António Tabucchi: O Jogo do Reverso

A paixão de Tabucchi por Portugal começou por Fernando Pessoa ao qual teve acesso nos anos sessenta em Paris numa época em que frequentava a Sorbonne. Parece que o primeiro contacto com Fernando Pessoa foi com o poema Tabacaria do heterónimo Álvaro de Campos, texto que encontrou, traduzido por Pierre Hourcade, num quiosque perto da Gare de Lyon. Nos seus livros, Portugal está quase sempre presente, desde A Mulher de Porto Pim em grande parte passado nos Açores, O Jogo do Reverso, tão pessoano e tão lisboeta, O Fio do Horizonte, Afirma Pereira até ao Nocturno Indiano, com passagem por Goa e onde mais uma vez se evoca Pessoa através de um célebre poema de Ricardo Reis. Com o Nocturno Indiano obteve o Prémio Médecis para melhor livro estrangeiro publicado em França. Alguns dos seus livros mais conhecidos são justamente Notturno Indiano,  Piccoli equivoci senza importanza, Gli ultimi tre giorni di Fernando Pessoa, Sostiene Pereira, e Si sta facendo sempre più tardi. Vários dos seus livros foram adaptados ao cinema, com destaque para Sostiene Pereira, onde Marcello Mastroianni realiza uma das suas últimas interpretações, em 1995, um ano antes da sua morte. 

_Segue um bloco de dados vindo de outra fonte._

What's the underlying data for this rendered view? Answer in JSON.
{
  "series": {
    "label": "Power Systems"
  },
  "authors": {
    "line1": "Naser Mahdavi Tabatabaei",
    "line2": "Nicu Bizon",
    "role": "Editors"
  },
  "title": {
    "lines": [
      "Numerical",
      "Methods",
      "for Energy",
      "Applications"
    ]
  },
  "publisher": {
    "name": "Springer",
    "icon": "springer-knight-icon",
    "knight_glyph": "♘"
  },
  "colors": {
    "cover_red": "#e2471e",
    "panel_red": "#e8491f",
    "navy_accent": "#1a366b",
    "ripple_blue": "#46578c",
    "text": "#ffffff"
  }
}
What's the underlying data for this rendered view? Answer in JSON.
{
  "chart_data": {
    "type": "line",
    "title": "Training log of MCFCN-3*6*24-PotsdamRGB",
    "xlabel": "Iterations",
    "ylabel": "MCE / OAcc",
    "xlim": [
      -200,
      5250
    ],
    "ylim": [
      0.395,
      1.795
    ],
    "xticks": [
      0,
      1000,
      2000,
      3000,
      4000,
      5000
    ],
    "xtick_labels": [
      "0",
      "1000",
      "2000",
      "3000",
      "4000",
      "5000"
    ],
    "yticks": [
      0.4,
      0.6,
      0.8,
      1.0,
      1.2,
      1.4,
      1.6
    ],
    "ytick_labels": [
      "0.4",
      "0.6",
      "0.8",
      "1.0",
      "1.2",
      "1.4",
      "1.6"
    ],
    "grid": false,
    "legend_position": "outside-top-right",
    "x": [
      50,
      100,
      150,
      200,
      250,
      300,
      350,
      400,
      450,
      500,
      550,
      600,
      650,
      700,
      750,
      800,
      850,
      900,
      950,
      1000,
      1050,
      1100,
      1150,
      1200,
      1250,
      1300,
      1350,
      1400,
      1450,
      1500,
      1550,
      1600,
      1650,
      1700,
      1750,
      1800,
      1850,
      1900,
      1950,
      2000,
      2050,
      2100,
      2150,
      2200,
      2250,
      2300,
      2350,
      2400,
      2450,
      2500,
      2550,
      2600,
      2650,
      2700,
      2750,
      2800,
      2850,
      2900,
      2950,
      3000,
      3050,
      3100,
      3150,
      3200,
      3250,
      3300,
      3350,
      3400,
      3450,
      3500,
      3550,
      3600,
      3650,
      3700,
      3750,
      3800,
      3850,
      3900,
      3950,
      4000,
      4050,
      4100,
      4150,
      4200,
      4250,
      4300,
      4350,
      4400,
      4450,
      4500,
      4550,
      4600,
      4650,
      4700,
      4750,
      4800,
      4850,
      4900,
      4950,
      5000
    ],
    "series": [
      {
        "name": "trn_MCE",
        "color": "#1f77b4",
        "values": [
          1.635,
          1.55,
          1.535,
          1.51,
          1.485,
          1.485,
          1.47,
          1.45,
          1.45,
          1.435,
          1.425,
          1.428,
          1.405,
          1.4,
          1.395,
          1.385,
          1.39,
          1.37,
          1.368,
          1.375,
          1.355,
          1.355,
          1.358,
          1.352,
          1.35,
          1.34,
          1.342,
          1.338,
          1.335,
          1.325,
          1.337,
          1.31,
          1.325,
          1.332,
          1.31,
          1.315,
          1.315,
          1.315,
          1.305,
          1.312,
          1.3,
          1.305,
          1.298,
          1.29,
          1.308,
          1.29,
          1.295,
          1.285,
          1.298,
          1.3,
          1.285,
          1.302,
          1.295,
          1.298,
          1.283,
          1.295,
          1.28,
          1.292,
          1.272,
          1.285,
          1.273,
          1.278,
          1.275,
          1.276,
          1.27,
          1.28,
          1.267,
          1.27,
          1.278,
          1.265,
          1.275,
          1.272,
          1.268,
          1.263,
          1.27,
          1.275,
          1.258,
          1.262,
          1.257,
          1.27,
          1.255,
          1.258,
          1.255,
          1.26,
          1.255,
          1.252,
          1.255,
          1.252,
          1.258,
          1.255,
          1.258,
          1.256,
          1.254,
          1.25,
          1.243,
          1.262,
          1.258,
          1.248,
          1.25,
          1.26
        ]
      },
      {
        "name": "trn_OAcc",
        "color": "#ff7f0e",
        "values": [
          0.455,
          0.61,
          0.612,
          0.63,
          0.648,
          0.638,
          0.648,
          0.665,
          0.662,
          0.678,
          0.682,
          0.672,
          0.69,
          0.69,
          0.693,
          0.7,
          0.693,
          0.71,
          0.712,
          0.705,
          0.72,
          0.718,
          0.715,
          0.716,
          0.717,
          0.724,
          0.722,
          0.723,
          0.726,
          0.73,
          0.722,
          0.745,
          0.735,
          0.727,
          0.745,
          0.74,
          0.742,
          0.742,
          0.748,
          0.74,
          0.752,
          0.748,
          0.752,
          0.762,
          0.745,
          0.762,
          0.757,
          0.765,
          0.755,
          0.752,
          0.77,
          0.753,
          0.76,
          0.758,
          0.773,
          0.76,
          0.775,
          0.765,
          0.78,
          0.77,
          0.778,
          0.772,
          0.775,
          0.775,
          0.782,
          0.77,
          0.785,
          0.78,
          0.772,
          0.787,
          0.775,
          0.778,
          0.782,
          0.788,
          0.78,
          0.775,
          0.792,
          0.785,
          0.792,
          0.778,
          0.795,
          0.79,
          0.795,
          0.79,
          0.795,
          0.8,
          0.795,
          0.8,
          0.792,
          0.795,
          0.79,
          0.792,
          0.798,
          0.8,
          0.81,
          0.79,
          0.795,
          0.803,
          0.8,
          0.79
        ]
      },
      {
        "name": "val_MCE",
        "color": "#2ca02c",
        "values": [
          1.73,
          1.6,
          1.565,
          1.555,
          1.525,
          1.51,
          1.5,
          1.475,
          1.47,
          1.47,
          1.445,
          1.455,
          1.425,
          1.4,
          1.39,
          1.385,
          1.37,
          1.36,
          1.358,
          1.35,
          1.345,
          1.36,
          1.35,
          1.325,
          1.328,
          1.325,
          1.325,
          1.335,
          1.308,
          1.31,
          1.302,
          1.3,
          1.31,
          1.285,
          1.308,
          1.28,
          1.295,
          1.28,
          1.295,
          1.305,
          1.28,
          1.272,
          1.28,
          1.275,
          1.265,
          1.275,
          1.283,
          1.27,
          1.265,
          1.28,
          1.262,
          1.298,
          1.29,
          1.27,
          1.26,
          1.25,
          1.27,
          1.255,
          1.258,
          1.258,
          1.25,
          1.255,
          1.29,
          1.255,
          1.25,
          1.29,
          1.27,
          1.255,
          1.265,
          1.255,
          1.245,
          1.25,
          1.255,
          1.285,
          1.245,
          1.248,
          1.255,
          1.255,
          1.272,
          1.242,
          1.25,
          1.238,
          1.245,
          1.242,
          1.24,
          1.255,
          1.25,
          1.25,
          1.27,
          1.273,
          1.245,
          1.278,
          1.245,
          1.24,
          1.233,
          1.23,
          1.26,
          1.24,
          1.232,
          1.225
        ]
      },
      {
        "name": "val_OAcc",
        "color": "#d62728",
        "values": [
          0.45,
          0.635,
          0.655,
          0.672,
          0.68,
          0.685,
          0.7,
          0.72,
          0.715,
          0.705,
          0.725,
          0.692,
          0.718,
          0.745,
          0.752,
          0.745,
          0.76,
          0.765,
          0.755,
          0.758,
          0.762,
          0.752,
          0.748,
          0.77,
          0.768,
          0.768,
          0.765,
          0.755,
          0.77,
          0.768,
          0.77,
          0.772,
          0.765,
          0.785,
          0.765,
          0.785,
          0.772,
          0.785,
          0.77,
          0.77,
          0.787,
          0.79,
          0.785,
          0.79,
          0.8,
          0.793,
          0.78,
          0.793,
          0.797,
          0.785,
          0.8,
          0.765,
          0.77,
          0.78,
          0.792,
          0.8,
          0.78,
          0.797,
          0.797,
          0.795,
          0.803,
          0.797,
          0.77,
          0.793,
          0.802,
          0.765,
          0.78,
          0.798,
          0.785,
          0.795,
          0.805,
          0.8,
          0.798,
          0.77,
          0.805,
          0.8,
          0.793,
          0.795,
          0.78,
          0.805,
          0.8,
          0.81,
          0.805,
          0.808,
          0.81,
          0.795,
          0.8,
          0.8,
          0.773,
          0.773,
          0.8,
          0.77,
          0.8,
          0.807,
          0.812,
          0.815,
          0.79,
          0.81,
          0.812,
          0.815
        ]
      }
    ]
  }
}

Começar a ler Antonio Tabucchi pelo Jogo do Reverso é sem dúvida um bom começo, pois se é verdade que as ideias de jogo e de reverso são estruturantes de toda a sua obra, elas aparecem aqui e logo no título. A outra dimensão própria dos textos de Tabucchi, é como ele mesmo sublinhou a ideia de equívoco e de que as coisas são como são mas podiam ser de outra maneira, aliás muitas vezes são de outra maneira. Eu quero dizer contudo que são sempre de outra maneira, o que pressupõe uma flutuação permanente do sentido.  

Umas vezes o que parece é, outras vezes não é, ou vice-versa. Esse facto pode ser perturbador, mas não devia ser, na medida em que deveríamos estar já avisados e não levar as más caras, ou seja as máscaras, da realidade muito a sério. A obra de António Tabucchi constitui uma boa introdução ao sentido não dramático do livre arbítrio. Com ironia, as personagens de Tabucchi aceitam com resignação as partidas do acaso. Tabucchi domina os disfarces da Deusa Fortuna e mostra-nos como ela se mascara para lograr levar a água ao seu moinho.  

Por outro lado o autor combate sem denodo os preconceitos e as certezas apressadas. A deusa da fortuna ri-se de nós, das nossas convicções, e surpreende-nos através de desenlaces inesperados, como se a solução de tudo estivesse sempre na outra face, no avesso, no reverso. Como se estivesse, ou pelo menos pudesse estar.  

Estas ideias ou pistas como se preferir vão ao encontro de uma problemática sobre a identidade que é genuína em Tabucchi, a ideia, diria eu, de uma identidade móvel. A mobilidade assim como a sua celebração articulam-se com a ideia de instabilidade e com a inevitável insegurança. Grande parte da obra de Tabucchi é uma procura, do que está por detrás das aparências, o que constituirá o reverso daquilo que se mostra, um avesso do direito. Num universo assim em que o direito pode ser o avesso, em que a verdade pode estar no reverso, não há certeza de nada e portanto, como consequência disso, só pode haver uma demanda. Esta demanda é tanto mais sarcástica e light, diria assim, quanto há a certeza de que não há nada a encontrar. Nesse sentido a procura é uma odisseia lúdica e de algum modo insensata, ou melhor seria insensata se fosse redundante, mas em boa verdade não é redundante porque o ser reside nesta oscilação ontológica à maneira da ontologia pós moderna, que pressupõe uma identidade fluida, móvel, ambígua... ou líquida como sublinha bem o sociólogo da pós modernidade Zygmunt Bauman. 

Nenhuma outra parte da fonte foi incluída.